Atas keadaannya yang berbeda itu, sering kali, Rido harus menerima perlakuan yang kurang menyenangkan. Orang-orang usil sering menampakkan laku merendahkan di hadapannya. Dipandang sebelah mata. Tapi beruntung, ia punya mental baja. Ia tak merisaukan olok-olokan apa pun secara berlebihan. Baginya, keadaan dirinya bukan untuk disesali, tapi disyukuri.

Tapi belakangan, pandangan miring dan tindakan usil, semakin kuat menerpa Rido. Itu disebabkan olah sikapnya sendiri. Sebelumnya orang-orang memang melihatnya tak mengenakan alas kaki. Namun empat hari lalu, sepasang sepatu baru malah digantung di sisi kanan gerobaknya. Tak ia pakai. Aneh. Karena itu, beberapa orang mencap dirinya mulai tak waras. 

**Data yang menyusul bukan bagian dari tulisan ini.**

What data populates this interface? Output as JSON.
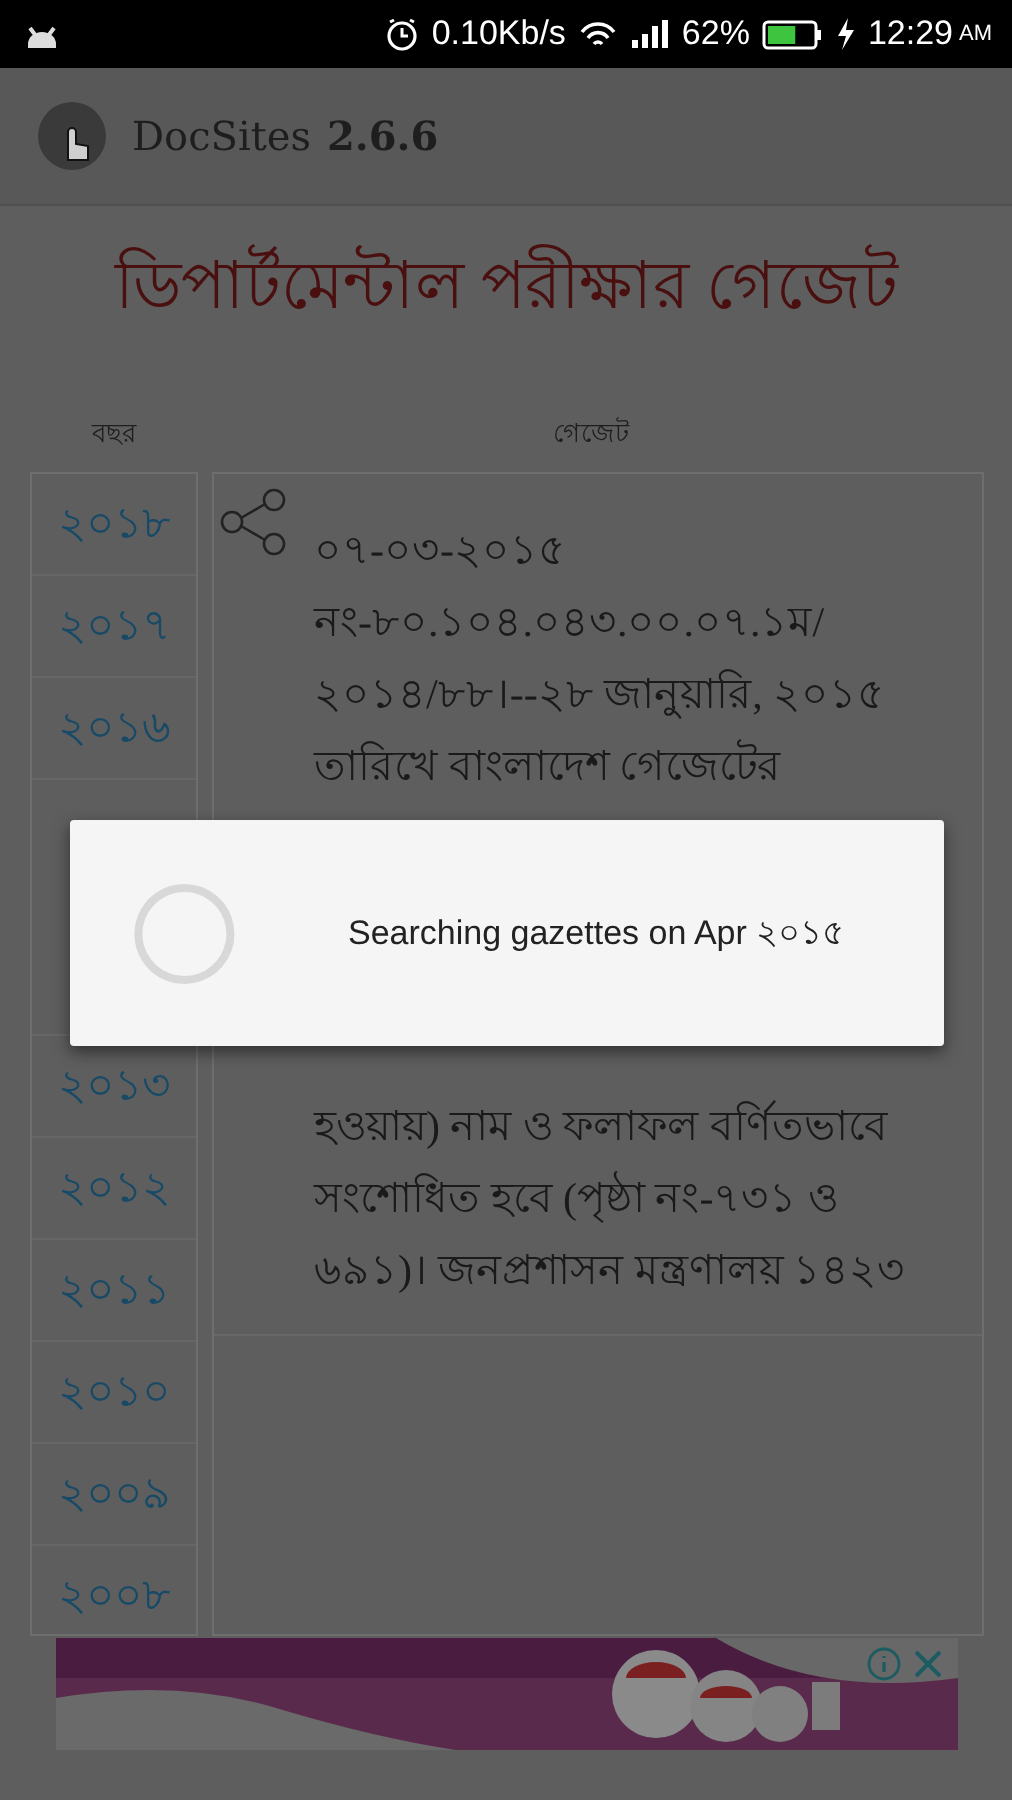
{
  "status_bar": {
    "network_speed": "0.10Kb/s",
    "battery": "62%",
    "time": "12:29",
    "meridiem": "AM"
  },
  "app_bar": {
    "title": "DocSites",
    "version": "2.6.6"
  },
  "page_title": "ডিপার্টমেন্টাল পরীক্ষার গেজেট",
  "columns": [
    "বছর",
    "গেজেট"
  ],
  "years": {
    "above": [
      "২০১৮",
      "২০১৭",
      "২০১৬"
    ],
    "below": [
      "২০১৩",
      "২০১২",
      "২০১১",
      "২০১০",
      "২০০৯",
      "২০০৮"
    ]
  },
  "gazette": {
    "lines_above": [
      "০৭-০৩-২০১৫",
      "নং-৮০.১০৪.০৪৩.০০.০৭.১ম/",
      "২০১৪/৮৮।--২৮ জানুয়ারি, ২০১৫",
      "তারিখে বাংলাদেশ গেজেটের"
    ],
    "lines_below": [
      "হওয়ায়) নাম ও ফলাফল বর্ণিতভাবে",
      "সংশোধিত হবে (পৃষ্ঠা নং-৭৩১ ও",
      "৬৯১)। জনপ্রশাসন মন্ত্রণালয় ১৪২৩"
    ]
  },
  "dialog": {
    "message": "Searching gazettes on Apr ২০১৫"
  }
}
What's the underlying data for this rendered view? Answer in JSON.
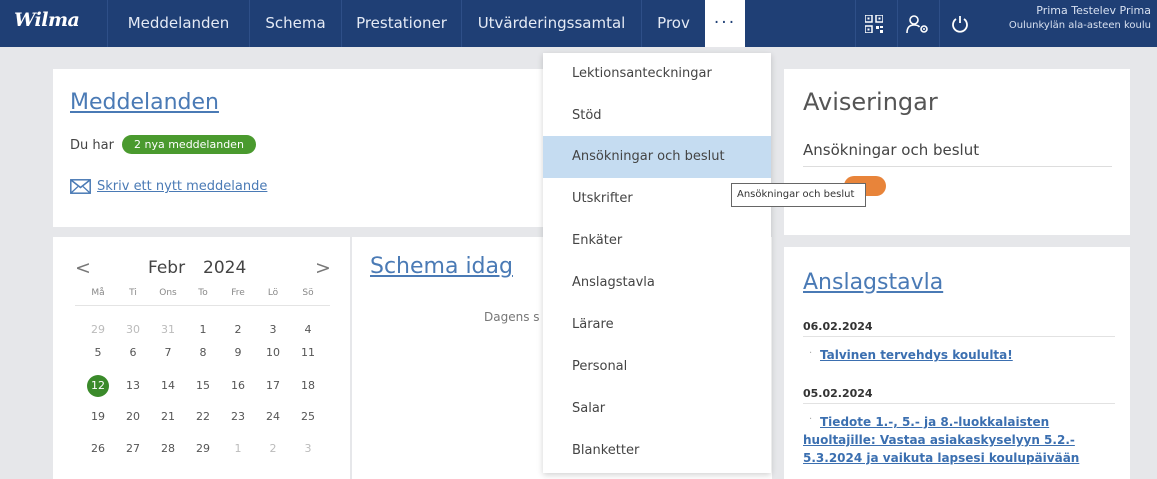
{
  "app": {
    "logo": "Wilma"
  },
  "nav": {
    "items": [
      "Meddelanden",
      "Schema",
      "Prestationer",
      "Utvärderingssamtal",
      "Prov"
    ],
    "more_label": "···"
  },
  "header_icons": [
    "qr-code-icon",
    "user-settings-icon",
    "power-icon"
  ],
  "user": {
    "name": "Prima Testelev Prima",
    "school": "Oulunkylän ala-asteen koulu"
  },
  "messages": {
    "title": "Meddelanden",
    "you_have": "Du har",
    "badge": "2 nya meddelanden",
    "write_new": "Skriv ett nytt meddelande"
  },
  "calendar": {
    "month": "Febr",
    "year": "2024",
    "prev": "<",
    "next": ">",
    "weekdays": [
      "Må",
      "Ti",
      "Ons",
      "To",
      "Fre",
      "Lö",
      "Sö"
    ],
    "weeks": [
      [
        "29",
        "30",
        "31",
        "1",
        "2",
        "3",
        "4"
      ],
      [
        "5",
        "6",
        "7",
        "8",
        "9",
        "10",
        "11"
      ],
      [
        "12",
        "13",
        "14",
        "15",
        "16",
        "17",
        "18"
      ],
      [
        "19",
        "20",
        "21",
        "22",
        "23",
        "24",
        "25"
      ],
      [
        "26",
        "27",
        "28",
        "29",
        "1",
        "2",
        "3"
      ]
    ],
    "today": "12"
  },
  "schedule": {
    "title": "Schema idag",
    "empty_text": "Dagens s"
  },
  "dropdown": {
    "items": [
      "Lektionsanteckningar",
      "Stöd",
      "Ansökningar och beslut",
      "Utskrifter",
      "Enkäter",
      "Anslagstavla",
      "Lärare",
      "Personal",
      "Salar",
      "Blanketter"
    ],
    "active_index": 2
  },
  "tooltip": "Ansökningar och beslut",
  "notices": {
    "title": "Aviseringar",
    "item": "Ansökningar och beslut"
  },
  "board": {
    "title": "Anslagstavla",
    "entries": [
      {
        "date": "06.02.2024",
        "lines": [
          "Talvinen tervehdys koululta!"
        ]
      },
      {
        "date": "05.02.2024",
        "lines": [
          "Tiedote 1.-, 5.- ja 8.-luokkalaisten",
          "huoltajille: Vastaa asiakaskyselyyn 5.2.-",
          "5.3.2024 ja vaikuta lapsesi koulupäivään"
        ]
      }
    ]
  },
  "colors": {
    "nav_bg": "#1f3f75",
    "link": "#4a7ab5",
    "badge": "#4a9a2e",
    "today": "#3a8a2a",
    "menu_active": "#c5dcf1",
    "notice_chip": "#e8843a"
  }
}
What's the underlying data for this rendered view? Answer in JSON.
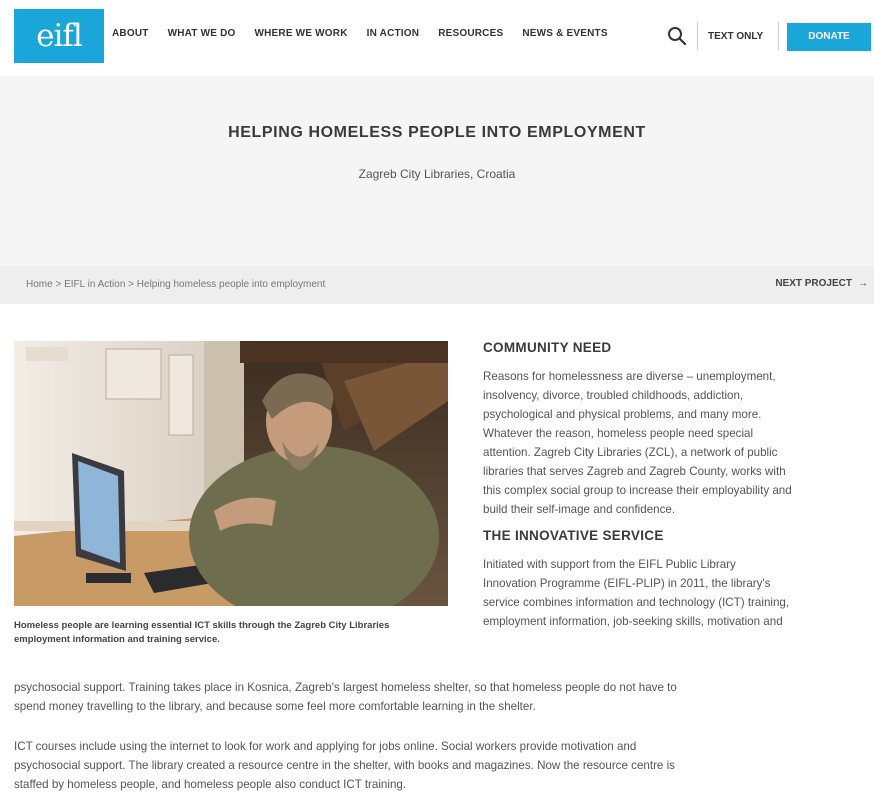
{
  "header": {
    "logo": "eifl",
    "nav": [
      "ABOUT",
      "WHAT WE DO",
      "WHERE WE WORK",
      "IN ACTION",
      "RESOURCES",
      "NEWS & EVENTS"
    ],
    "text_only": "TEXT ONLY",
    "donate": "DONATE",
    "accent_color": "#1aa6d9"
  },
  "hero": {
    "title": "HELPING HOMELESS PEOPLE INTO EMPLOYMENT",
    "subtitle": "Zagreb City Libraries, Croatia"
  },
  "breadcrumb": {
    "trail": "Home > EIFL in Action > Helping homeless people into employment",
    "next_label": "NEXT PROJECT",
    "next_arrow": "→"
  },
  "figure": {
    "caption": "Homeless people are learning essential ICT skills through the Zagreb City Libraries employment information and training service."
  },
  "content": {
    "section1_title": "COMMUNITY NEED",
    "section1_lines": [
      "Reasons for homelessness are diverse – unemployment,",
      "insolvency, divorce, troubled childhoods, addiction,",
      "psychological and physical problems, and many more.",
      "Whatever the reason, homeless people need special",
      "attention. Zagreb City Libraries (ZCL), a network of public",
      "libraries that serves Zagreb and Zagreb County, works with",
      "this complex social group to increase their employability and",
      "build their self-image and confidence."
    ],
    "section2_title": "THE INNOVATIVE SERVICE",
    "section2_lines": [
      "Initiated with support from the EIFL Public Library",
      "Innovation Programme (EIFL-PLIP) in 2011, the library's",
      "service combines information and technology (ICT) training,",
      "employment information, job-seeking skills, motivation and"
    ],
    "section2_full_lines": [
      "psychosocial support. Training takes place in Kosnica, Zagreb's largest homeless shelter, so that homeless people do not have to",
      "spend money travelling to the library, and because some feel more comfortable learning in the shelter."
    ],
    "para3_lines": [
      "ICT courses include using the internet to look for work and applying for jobs online. Social workers provide motivation and",
      "psychosocial support. The library created a resource centre in the shelter, with books and magazines. Now the resource centre is",
      "staffed by homeless people, and homeless people also conduct ICT training."
    ]
  }
}
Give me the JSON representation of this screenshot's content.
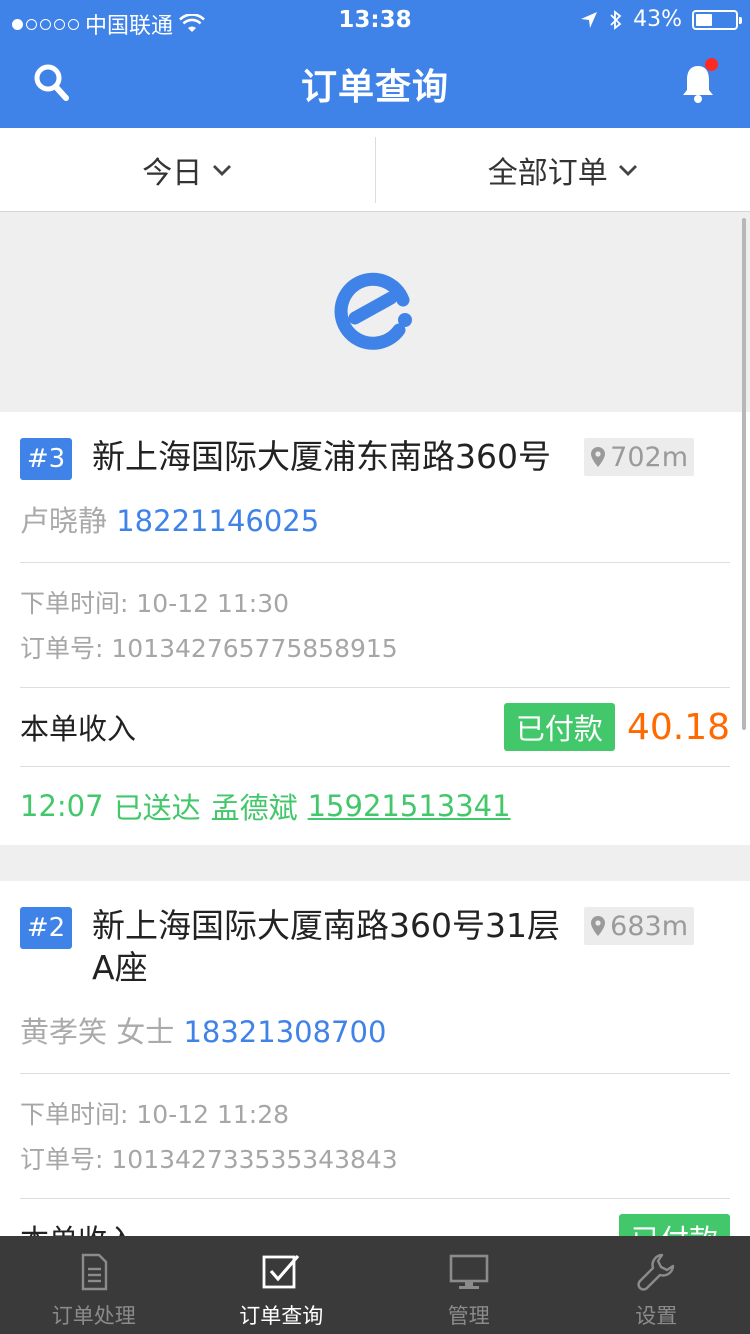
{
  "status_bar": {
    "carrier": "中国联通",
    "time": "13:38",
    "battery": "43%",
    "battery_level": 0.43
  },
  "nav": {
    "title": "订单查询"
  },
  "filters": {
    "date_label": "今日",
    "order_type_label": "全部订单"
  },
  "orders": [
    {
      "number": "#3",
      "address": "新上海国际大厦浦东南路360号",
      "distance": "702m",
      "customer": "卢晓静",
      "phone": "18221146025",
      "order_time_label": "下单时间:",
      "order_time": "10-12 11:30",
      "order_id_label": "订单号:",
      "order_id": "101342765775858915",
      "income_label": "本单收入",
      "payment_status": "已付款",
      "amount": "40.18",
      "delivery_time": "12:07",
      "delivery_status": "已送达",
      "courier": "孟德斌",
      "courier_phone": "15921513341"
    },
    {
      "number": "#2",
      "address": "新上海国际大厦南路360号31层A座",
      "distance": "683m",
      "customer": "黄孝笑 女士",
      "phone": "18321308700",
      "order_time_label": "下单时间:",
      "order_time": "10-12 11:28",
      "order_id_label": "订单号:",
      "order_id": "101342733535343843",
      "income_label": "本单收入",
      "payment_status": "已付款"
    }
  ],
  "tabs": [
    {
      "label": "订单处理",
      "icon": "document-list-icon",
      "active": false
    },
    {
      "label": "订单查询",
      "icon": "checkbox-icon",
      "active": true
    },
    {
      "label": "管理",
      "icon": "monitor-icon",
      "active": false
    },
    {
      "label": "设置",
      "icon": "wrench-icon",
      "active": false
    }
  ],
  "colors": {
    "primary": "#3f82e8",
    "paid": "#43c76b",
    "amount": "#ff6a00",
    "tabbar": "#3a3a3a",
    "badge": "#ff2a1f"
  }
}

Tak hanya itu, tiap kali gerobaknya penuh dengan beragam benda, Rido juga punya kebiasaan unik. Ia akan duduk berdiam diri di sebuah pelataran, di sudut pasar, sampai senja menggantung di langit barat. Itu terjadi sejak tiga hari yang lalu. Maka, keyakinan beberapa orang pun semakin menjadi-jadi, bahwa keadaan jiwa Rido, tidak stabil lagi.

Setelah hampir malam, Rido pun pulang setelah menunaikan dua kebiasaan unik itu.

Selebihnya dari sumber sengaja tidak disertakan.